Driving an improved CAR for cancer immunotherapy

Abstract

The recent clinical success of chimeric antigen receptor (CAR) T cell therapy for B cell malignancies represents a paradigm shift in cancer immunotherapy. Unfortunately, application of CAR T cell-mediated therapy for solid tumors has so far been disappointing, and the reasons for this poor response in solid tumors remain unknown. In this issue of the JCI, Cherkassky and colleagues report on their use of a murine model of human pleural mesothelioma to explore potential factors that limit CAR T cell efficacy. Their studies have uncovered the importance of the tumor microenvironment in the inhibition of CAR T cell functions, revealed a critical role for the programmed death-1 (PD-1) pathway in CAR T cell exhaustion within the tumor microenvironment, and demonstrated improved antitumor effects with a CAR T cell-intrinsic PD-1 blockade strategy using a dominant negative form of PD-1. Together, the results of this study lay the groundwork for further evaluation of mechanisms underlying CAR T cell immune evasion within the tumor microenvironment for the improvement of CAR T cell-mediated therapy for solid tumors.

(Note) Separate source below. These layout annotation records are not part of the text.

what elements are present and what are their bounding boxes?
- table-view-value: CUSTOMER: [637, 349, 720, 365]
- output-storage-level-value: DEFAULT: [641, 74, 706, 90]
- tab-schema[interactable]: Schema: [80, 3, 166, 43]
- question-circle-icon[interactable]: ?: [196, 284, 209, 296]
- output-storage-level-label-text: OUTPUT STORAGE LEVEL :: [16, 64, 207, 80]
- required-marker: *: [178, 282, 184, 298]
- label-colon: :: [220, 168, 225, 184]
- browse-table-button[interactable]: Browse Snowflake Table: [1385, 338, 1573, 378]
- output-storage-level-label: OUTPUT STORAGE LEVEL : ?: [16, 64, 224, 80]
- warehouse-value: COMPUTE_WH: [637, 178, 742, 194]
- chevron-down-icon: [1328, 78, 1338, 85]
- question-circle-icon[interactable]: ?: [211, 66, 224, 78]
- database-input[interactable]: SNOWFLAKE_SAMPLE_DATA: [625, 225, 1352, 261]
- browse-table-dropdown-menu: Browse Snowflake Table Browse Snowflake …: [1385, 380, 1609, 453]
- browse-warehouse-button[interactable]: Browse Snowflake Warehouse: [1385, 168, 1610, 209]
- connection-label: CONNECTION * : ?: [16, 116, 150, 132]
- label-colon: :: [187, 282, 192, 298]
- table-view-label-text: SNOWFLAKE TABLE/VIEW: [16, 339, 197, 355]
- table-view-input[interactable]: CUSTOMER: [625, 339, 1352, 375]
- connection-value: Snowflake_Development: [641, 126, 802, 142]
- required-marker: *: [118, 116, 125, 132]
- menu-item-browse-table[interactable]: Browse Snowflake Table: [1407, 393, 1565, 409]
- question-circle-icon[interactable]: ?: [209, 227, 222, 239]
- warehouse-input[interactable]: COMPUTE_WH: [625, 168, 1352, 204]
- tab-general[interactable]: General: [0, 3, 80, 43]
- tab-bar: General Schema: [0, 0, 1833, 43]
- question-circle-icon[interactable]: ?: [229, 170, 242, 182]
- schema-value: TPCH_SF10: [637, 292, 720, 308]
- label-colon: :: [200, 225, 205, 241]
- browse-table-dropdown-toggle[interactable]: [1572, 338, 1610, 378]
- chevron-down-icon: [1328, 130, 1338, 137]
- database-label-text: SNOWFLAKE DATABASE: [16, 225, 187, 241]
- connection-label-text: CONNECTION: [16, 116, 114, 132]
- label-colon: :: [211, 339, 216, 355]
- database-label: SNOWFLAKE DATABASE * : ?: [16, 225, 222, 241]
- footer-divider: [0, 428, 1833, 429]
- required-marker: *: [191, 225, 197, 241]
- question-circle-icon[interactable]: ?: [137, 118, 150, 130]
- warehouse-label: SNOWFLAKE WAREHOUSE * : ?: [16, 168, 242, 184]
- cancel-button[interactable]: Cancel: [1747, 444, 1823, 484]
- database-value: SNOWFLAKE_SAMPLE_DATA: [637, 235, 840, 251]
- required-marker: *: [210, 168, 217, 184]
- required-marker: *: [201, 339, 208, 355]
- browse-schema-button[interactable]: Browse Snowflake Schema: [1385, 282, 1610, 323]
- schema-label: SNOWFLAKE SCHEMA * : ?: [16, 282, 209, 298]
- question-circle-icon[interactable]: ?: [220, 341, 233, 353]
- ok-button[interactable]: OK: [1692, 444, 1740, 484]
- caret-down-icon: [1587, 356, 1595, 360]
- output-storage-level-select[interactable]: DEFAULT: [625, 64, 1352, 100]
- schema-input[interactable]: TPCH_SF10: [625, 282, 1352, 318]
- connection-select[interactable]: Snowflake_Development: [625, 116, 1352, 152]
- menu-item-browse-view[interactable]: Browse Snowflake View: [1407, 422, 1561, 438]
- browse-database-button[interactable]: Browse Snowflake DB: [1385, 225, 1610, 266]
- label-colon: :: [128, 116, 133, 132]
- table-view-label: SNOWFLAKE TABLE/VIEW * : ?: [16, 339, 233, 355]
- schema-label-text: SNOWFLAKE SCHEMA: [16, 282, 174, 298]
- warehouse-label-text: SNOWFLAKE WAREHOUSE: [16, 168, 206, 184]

Figure 1. CAR T cell design.

All CARs contain an extracellular antigen-binding domain derived from an scFv that is composed of both the heavy and light chains of a TAA-targeting monoclonal antibody and an intracellular-signaling domain that is usually derived from the TCR CD3ζ chain to activate T cells. Only the CD3ζ signaling domain is present in first-generation CARs. For second-generation CARs, one additional costimulatory domain, such as CD28 or 4-1BB, is added, while third-generation CARs contain two costimulatory domains.